Plaintiffs’ attorneys are recruiting farmers to join class action suits across the Midwest, most notably in Arkansas and Missouri. Unlike most traditional product liability suits, the plaintiffs or would-be plaintiffs have no contractual relationship with the manufacturers, and didn’t purchase the dicamba or apply it on their own property. The allegations, in a nut shell, are that the plaintiffs are victims of the manufacturers placing an unsafe product into the market.
In addition to the recently filed lawsuits, various state departments of agriculture notably have launched thousands of investigations into dicamba damage. Recent estimates show that suspected dicamba damage has affected at least 3.1 million acres of soybeans overall — an area approaching the size of Connecticut.

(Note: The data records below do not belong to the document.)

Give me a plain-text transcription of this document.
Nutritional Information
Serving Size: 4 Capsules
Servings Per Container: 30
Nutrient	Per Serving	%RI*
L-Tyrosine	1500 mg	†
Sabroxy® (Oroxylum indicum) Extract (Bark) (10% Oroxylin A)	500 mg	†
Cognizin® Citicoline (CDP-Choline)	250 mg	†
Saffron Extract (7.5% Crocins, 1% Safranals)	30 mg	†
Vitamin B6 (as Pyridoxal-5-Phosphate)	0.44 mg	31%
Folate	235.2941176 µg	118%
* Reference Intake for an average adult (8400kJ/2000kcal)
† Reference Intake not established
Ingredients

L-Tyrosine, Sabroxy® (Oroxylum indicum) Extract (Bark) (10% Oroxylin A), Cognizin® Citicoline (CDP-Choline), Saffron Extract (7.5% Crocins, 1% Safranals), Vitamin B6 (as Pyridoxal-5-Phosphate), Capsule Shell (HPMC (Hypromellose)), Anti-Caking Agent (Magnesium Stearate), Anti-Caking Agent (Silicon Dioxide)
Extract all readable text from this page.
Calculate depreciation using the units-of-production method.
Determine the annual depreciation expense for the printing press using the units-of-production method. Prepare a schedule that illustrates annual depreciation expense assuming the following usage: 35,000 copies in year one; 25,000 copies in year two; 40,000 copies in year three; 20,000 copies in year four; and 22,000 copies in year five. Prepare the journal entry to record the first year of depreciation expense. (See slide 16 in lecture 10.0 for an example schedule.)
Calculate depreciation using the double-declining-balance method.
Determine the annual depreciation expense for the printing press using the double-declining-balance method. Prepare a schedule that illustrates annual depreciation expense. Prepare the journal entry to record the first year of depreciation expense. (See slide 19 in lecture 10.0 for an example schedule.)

In the latest development, EPA has reached an agreement with several major agricultural and chemical manufacturers to reduce damage from dicamba formulation products. Under the agreement, dicamba formulation products must be labeled “restricted use”, meaning that those who apply them must be specially trained or supervised. And suppliers have released updated versions of dicamba-formulated products that purportedly are less susceptible to vaporization and drift. The EPA announcement of the agreement states that the agency will continue to monitor the use of dicamba products under the new restriction to inform its decision as to whether to allow their continued application to growing plants beyond the 2018 growing season.
We plan to keep bringing you key updates on dicamba-related developments as they arise. One thing is, however, abundantly clear — the litigation involving dicamba has only just begun.
The class-action lawsuits are B&L Farms Partnership et al. v. Monsanto Company et al., case number 2:17-cv-00122 in the U.S. District Court for the Eastern District of Arkansas; and Landers et al. v. Monsanto Co., case number 1:17-CV-20, in the U.S. District Court for the Eastern District of Missouri.